Traceback (if an exception is raised)

No response

Software versions

dcor==0.6 MacOs : 12.5.1

Additional context

No response

vnmabus commented 6 months ago

That should definitely not happen. Are you able to provide a minimal reproducible example?

AbhiPawar5 commented 6 months ago

Hi @vnmabus, I wish I could but it is one of our internal demo datasets. Sorry. But I can share that this correlation of 1.39 occurs on CUSTOMER_ID and ACCOUNT_NUMBER which have unique 1:1 mapping.

vnmabus commented 6 months ago

In that case, the dcor should be 1. How many samples do you have? Can you reproduce the error by altering the dataset? What happens if you reduce the number of samples or change their values? Can you find a shareable set in which the problem is still present?

AbhiPawar5 commented 6 months ago

Here's the dataset attached. Can you please take a look?

DEMO1.profiles_data.sample_data copy.csv

vnmabus commented 6 months ago

I cannot reproduce it in the current develop version:

import numpy as np
import dcor

a = np.loadtxt("DEMO1.profiles_data.sample_data.copy.csv", skiprows=1, delimiter=",", usecols=(0, 1))

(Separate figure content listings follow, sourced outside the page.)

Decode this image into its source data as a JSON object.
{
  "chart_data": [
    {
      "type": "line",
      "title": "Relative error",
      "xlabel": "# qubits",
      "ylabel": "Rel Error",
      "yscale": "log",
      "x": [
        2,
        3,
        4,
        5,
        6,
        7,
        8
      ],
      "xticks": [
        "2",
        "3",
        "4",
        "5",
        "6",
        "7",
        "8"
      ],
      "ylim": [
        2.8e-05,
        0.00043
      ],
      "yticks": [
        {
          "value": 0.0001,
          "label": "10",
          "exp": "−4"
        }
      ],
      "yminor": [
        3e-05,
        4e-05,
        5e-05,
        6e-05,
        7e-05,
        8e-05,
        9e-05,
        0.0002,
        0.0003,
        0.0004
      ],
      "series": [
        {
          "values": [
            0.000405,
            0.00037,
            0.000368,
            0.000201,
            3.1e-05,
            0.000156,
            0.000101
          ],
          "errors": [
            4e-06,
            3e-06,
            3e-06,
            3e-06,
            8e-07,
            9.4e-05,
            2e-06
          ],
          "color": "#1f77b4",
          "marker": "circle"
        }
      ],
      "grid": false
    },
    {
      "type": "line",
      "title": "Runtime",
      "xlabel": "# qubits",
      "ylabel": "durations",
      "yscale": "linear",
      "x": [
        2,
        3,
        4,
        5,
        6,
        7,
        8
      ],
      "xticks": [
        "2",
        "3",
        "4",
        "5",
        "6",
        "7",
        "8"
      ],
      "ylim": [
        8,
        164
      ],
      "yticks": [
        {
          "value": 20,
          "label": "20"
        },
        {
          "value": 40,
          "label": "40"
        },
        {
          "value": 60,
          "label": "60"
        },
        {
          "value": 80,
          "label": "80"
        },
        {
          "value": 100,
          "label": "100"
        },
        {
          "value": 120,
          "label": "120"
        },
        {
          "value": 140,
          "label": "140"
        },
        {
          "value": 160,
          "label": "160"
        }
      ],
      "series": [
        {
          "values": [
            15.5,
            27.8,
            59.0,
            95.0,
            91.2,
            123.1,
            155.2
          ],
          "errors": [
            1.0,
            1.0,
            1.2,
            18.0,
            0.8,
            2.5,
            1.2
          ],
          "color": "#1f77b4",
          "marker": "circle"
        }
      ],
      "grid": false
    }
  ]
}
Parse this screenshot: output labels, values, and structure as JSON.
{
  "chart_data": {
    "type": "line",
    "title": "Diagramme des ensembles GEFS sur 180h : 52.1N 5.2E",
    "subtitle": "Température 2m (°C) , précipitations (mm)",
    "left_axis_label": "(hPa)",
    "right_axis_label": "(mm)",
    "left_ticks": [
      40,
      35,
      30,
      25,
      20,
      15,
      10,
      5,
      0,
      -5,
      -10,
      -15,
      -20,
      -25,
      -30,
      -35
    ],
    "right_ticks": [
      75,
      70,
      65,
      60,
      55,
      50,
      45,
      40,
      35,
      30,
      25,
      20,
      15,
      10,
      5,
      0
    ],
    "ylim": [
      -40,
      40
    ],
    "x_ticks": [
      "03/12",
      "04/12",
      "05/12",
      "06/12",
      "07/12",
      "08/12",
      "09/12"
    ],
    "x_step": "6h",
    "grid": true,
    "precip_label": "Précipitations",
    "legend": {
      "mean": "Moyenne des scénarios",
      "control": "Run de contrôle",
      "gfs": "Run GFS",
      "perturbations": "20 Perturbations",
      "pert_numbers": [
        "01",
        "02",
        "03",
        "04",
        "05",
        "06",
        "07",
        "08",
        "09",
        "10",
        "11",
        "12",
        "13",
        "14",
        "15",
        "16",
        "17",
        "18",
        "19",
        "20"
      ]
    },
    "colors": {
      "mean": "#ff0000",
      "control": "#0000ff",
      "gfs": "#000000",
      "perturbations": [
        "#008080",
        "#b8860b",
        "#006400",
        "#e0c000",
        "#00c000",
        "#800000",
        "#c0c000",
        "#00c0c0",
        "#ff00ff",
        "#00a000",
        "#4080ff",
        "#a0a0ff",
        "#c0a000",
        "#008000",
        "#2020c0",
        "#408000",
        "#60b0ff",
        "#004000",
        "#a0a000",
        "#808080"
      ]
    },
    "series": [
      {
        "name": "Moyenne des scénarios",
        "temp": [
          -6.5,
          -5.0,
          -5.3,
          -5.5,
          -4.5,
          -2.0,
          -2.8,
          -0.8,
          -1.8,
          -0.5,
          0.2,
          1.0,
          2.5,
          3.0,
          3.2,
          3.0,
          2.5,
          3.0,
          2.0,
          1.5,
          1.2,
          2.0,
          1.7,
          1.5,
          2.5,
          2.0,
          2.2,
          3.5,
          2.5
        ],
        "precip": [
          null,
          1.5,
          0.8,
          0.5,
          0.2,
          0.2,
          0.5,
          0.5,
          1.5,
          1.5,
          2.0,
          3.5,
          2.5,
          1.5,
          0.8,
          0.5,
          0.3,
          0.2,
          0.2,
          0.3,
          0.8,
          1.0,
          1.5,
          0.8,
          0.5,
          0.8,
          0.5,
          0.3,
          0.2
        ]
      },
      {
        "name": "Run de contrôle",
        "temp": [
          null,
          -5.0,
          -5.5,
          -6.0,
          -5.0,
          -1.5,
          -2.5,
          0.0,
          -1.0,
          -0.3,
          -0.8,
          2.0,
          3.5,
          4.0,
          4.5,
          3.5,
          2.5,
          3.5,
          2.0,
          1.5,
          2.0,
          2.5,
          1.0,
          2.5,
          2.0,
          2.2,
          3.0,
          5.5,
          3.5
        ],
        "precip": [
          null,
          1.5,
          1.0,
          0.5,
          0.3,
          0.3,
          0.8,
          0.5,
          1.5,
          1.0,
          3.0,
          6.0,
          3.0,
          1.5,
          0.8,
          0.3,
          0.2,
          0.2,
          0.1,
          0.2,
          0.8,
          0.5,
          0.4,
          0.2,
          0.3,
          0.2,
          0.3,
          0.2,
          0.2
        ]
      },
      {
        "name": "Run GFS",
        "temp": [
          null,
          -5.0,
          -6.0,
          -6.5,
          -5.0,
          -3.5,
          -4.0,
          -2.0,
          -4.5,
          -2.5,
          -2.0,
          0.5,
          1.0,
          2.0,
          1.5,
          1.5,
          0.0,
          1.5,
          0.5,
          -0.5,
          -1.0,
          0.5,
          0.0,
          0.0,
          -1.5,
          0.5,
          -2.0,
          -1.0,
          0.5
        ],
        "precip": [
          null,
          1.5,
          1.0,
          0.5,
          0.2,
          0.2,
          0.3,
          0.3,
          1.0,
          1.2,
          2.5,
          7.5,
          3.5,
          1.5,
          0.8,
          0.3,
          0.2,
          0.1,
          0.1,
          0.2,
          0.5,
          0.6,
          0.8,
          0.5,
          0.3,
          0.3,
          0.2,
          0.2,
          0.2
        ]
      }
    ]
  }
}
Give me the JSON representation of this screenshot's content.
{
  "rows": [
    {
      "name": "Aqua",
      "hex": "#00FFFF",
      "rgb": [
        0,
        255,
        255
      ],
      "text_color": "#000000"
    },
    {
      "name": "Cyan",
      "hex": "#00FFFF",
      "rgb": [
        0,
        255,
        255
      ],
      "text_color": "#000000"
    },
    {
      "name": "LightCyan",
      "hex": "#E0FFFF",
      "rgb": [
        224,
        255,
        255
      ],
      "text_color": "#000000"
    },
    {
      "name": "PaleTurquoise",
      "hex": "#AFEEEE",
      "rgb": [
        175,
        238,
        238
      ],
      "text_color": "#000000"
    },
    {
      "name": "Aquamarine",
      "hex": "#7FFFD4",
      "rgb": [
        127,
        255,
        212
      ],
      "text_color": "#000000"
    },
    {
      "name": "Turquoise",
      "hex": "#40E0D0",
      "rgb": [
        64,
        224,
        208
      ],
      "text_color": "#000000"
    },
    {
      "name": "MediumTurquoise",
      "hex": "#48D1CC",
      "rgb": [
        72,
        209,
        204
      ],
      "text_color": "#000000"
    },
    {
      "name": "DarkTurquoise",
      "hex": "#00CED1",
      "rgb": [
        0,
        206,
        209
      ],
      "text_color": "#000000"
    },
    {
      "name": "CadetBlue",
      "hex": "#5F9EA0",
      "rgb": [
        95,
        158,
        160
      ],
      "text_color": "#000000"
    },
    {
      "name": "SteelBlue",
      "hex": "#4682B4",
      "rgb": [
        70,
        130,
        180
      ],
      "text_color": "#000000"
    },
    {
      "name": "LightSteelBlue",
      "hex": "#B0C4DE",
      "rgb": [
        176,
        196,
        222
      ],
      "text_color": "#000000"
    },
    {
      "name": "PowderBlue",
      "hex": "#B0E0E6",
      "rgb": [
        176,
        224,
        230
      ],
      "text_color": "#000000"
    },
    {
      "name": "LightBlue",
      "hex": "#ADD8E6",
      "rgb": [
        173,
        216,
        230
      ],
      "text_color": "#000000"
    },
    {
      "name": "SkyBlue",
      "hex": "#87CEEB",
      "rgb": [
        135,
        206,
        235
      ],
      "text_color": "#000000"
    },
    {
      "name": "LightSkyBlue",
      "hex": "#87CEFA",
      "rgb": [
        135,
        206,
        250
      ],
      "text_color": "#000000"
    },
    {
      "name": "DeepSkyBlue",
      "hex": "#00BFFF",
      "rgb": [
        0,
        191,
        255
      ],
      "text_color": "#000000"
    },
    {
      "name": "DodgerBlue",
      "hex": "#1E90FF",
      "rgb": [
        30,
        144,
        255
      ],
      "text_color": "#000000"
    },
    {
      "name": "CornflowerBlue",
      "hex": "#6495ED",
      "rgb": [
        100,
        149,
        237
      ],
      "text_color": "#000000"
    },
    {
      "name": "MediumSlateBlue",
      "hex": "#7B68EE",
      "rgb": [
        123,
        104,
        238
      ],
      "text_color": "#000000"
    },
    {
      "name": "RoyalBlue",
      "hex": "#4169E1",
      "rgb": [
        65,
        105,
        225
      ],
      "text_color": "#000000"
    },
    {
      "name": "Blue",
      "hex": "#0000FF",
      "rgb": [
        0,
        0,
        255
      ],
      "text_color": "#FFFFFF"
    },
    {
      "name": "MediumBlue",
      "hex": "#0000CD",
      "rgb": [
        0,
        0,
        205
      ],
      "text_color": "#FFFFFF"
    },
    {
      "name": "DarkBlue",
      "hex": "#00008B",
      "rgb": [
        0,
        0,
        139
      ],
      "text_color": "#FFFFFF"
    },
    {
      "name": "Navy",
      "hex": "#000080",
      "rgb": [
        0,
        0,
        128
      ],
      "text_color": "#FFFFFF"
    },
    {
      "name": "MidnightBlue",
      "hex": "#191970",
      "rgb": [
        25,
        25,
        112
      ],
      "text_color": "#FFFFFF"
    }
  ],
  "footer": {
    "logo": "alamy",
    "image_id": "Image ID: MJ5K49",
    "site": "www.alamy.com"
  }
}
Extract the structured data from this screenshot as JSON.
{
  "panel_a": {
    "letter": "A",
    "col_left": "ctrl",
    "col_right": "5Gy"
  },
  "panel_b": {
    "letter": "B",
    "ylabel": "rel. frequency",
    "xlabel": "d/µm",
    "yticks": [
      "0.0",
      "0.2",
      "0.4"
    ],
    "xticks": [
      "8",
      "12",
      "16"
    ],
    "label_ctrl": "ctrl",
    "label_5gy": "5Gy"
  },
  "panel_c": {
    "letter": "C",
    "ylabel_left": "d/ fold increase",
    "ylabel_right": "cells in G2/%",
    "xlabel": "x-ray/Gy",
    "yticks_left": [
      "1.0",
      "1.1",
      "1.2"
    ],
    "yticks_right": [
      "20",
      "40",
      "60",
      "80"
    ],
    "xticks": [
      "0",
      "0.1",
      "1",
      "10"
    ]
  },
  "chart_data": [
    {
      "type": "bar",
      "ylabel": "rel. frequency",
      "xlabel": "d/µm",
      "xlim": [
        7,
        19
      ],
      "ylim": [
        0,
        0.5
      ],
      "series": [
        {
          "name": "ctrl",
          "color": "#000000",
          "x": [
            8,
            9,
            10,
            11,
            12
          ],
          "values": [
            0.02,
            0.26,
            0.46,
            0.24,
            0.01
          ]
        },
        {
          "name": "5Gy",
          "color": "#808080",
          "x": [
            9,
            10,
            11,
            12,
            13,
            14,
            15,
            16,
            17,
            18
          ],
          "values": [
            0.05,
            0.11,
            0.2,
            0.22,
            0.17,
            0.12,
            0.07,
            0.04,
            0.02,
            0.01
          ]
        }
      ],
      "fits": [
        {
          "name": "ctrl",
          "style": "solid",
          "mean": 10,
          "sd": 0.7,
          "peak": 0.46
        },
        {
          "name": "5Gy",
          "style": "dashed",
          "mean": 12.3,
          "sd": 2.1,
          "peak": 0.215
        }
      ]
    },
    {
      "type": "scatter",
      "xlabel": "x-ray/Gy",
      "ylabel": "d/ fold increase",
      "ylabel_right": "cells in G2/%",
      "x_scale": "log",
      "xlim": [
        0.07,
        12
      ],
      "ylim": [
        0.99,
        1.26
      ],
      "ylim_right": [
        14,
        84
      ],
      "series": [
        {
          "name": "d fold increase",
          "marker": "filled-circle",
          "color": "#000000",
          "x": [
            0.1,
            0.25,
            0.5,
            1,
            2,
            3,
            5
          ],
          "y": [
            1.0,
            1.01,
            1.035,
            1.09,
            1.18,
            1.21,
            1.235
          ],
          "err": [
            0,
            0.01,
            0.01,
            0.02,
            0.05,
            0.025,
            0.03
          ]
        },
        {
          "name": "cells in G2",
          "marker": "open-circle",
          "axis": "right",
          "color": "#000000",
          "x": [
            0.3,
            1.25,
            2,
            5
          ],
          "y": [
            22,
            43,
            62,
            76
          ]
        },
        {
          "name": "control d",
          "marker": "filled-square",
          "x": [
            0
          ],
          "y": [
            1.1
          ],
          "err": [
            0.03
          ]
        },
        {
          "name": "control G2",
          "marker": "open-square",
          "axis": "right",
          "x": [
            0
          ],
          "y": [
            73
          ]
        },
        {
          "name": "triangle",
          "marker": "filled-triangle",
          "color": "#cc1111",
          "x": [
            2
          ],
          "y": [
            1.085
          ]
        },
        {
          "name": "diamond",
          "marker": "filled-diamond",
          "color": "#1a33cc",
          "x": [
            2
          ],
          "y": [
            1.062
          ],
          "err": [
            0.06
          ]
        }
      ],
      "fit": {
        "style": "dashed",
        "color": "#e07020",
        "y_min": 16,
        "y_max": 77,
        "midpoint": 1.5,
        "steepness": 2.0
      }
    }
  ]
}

dcor.distance_correlation(a[:, 0], a[:, 1])
0.03820843330489932

Please, check if this code has the same results in your machine, with your installed dcor version. If not, please try also with the develop version. Maybe it is just some bug fixed but not yet released.

AbhiPawar5 commented 6 months ago

Yes, I see the similar result as yours 0.0382084333048913 BUT, if you do

a = np.loadtxt("DEMO1.profiles_data.sample_data.copy.csv", skiprows=1, delimiter=",", usecols=(0, 1))
dcor.distance_correlation(df['ACCOUNTNUMBER'].values, df['CUSTOMERID'].values)

you will see 1.3933173158759997

It has something to do when we pass dataframe?!

vnmabus commented 6 months ago

You are not really passing a dataframe (you are calling values, obtaining the internal NumPy array instead). Could you compare the values of (df['ACCOUNTNUMBER'].values, df['CUSTOMERID'].values) with the ones in (a[:, 0], a[:, 1])? Maybe the dtype differs, or something like that?

AbhiPawar5 commented 6 months ago

Found the issue. We get different results depending on the datatype of individual array elements. If you add the following line to your code shared above, you can get dcor greater than 1.0

a = a.astype(int)
vnmabus commented 6 months ago

Then it may be related with #59. That is fixed (at least partially) in the develop version, and indeed it works on my machine. In any case, it is better to cast them to float, as that is the optimized path.

AbhiPawar5 commented 6 months ago

I understand that casting them to float is optimised for operations but the results are very apart! 0.038 vs 1.39 just because of change in data types is what I didn't understand fully.

Then the question is - Which result should I trust? 0.038 or 1.39?

vnmabus commented 6 months ago

0.038 is the right one. The other may be because of an overflow in the intermediate computations, which does not happen in current develop.